La primera (¿y única?) reflexión
Poco más de una década pasó hasta que llegó “La noche más oscura” («Zero Dark Thirty», 2012) la primera película reflexiva, astuta y -a la vez- arriesgada sobre las consecuencias directas del 11S. La maestra Kathryn Bigelow, en ese momento reciente ganadora del Oscar (la única mujer en el rubro dirección) por “Vivir al límite” («The Hurt Locker», 2008) en el que retrataba el coqueteo con el miedo que disfrutaba y padecía, a la vez, un militar experto desactivador de bombas en Irak, tomó la decisión de redoblar la apuesta y reconstruir una historia posible sobre la cacería de Bin Laden.
El enemigo público número 1 de Estados Unidos fue muchos personajes para la historia de ese país: un aliado para combatir a los soviéticos a fines de los 80′, un socio comercial en los 90′ y, finalmente, el peor de los males del mundo encarnado en un solo cuerpo.
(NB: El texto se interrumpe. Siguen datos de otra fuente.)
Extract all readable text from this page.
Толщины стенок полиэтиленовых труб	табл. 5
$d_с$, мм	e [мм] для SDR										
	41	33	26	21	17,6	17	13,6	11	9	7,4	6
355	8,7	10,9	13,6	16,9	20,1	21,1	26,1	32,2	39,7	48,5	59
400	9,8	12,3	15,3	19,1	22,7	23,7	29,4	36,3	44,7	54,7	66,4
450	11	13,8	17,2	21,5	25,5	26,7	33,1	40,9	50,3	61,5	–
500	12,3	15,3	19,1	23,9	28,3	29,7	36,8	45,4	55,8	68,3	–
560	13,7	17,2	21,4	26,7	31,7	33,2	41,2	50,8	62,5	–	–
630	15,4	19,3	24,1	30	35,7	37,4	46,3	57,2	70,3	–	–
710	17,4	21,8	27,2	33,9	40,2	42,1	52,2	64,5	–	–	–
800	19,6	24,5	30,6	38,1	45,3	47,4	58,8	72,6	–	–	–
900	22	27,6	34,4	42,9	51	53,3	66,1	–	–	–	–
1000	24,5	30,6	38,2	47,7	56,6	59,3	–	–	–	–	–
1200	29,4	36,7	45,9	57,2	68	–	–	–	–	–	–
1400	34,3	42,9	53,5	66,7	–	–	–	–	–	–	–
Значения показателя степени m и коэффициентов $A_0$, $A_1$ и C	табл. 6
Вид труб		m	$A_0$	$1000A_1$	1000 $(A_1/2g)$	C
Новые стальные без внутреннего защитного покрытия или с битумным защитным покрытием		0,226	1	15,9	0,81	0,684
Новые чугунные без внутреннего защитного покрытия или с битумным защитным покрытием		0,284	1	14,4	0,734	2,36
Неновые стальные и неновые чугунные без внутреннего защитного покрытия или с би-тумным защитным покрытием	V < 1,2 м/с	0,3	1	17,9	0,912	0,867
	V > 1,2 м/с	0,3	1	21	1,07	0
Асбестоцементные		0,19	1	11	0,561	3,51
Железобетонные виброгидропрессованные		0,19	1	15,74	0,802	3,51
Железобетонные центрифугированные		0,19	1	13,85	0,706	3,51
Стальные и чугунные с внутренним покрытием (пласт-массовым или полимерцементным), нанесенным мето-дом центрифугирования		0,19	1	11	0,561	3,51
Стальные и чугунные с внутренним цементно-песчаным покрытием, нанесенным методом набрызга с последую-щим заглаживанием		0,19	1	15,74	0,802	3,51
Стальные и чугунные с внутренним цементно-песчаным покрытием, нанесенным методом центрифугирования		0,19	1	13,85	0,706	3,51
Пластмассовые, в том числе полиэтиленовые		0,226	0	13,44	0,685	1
La inteligencia de Bigelow (y de su guionista, el periodista Mark Boal) fue tejer una senda de transformación desde el punto de vista de un personaje: Maya, una agente de la CIA, interpretado por Jessica Chastain (su rol más frío, sobrio y potente), quien solo vive y respira para dar con Bin Laden. Desde su graduación en la secundaria no conoce otro trabajo que ser una agente de Inteligencia del Gobierno, y es de manera que su camino pasa de la dedicación a la obsesión en un largo período de su vida. ¿Se puede empatizar y horrorizar a la vez con ella? Por supuesto, y ahí está la clave para desprender del imaginario popular sobre Bigelow la idea de ser una directora “pro Estados Unidos”. Sus personajes son grises, no tienen una bondad descarnada ni tampoco una maldad caricaturizada, mucho menos existe un intento de reflejar una realidad. Porque, como se dijo, esta es una historia posible sobre la cacería del hombre más buscado del mundo.
En una escena se amaga con una chance de conocer más de su vida, vemos a su personaje tener una cena junto a una compañera (la única mujer que frecuenta en su trabajo) pero un atentado en el restaurante irrumpe no solo para destruir el lugar sino también para acabar con la única oportunidad de socialización en su vida. El plano final de su lágrima cayendo por debajo de sus Ray-Ban también generó una serie de malinterpretaciones, por supuesto dirigidas a su rol de torturadora sin atender a que la historia, más que la idea puntual de atrapar a Bin Laden, es sobre Maya. Joven, mujer, asesina, cerebral. La tesis de Bigelow es que no hay monstruos, todos son personas de carne y hueso, y en ellos el terror es inherente a la condición humana. La mejor película sobre el acontecimiento más importante del mundo occidental de las últimas dos décadas fue ignorada y malentendida. No podía ser de otra manera. El paso del tiempo no solo brinda una distancia con los objetos, también nos da la chance de reparar las injusticias.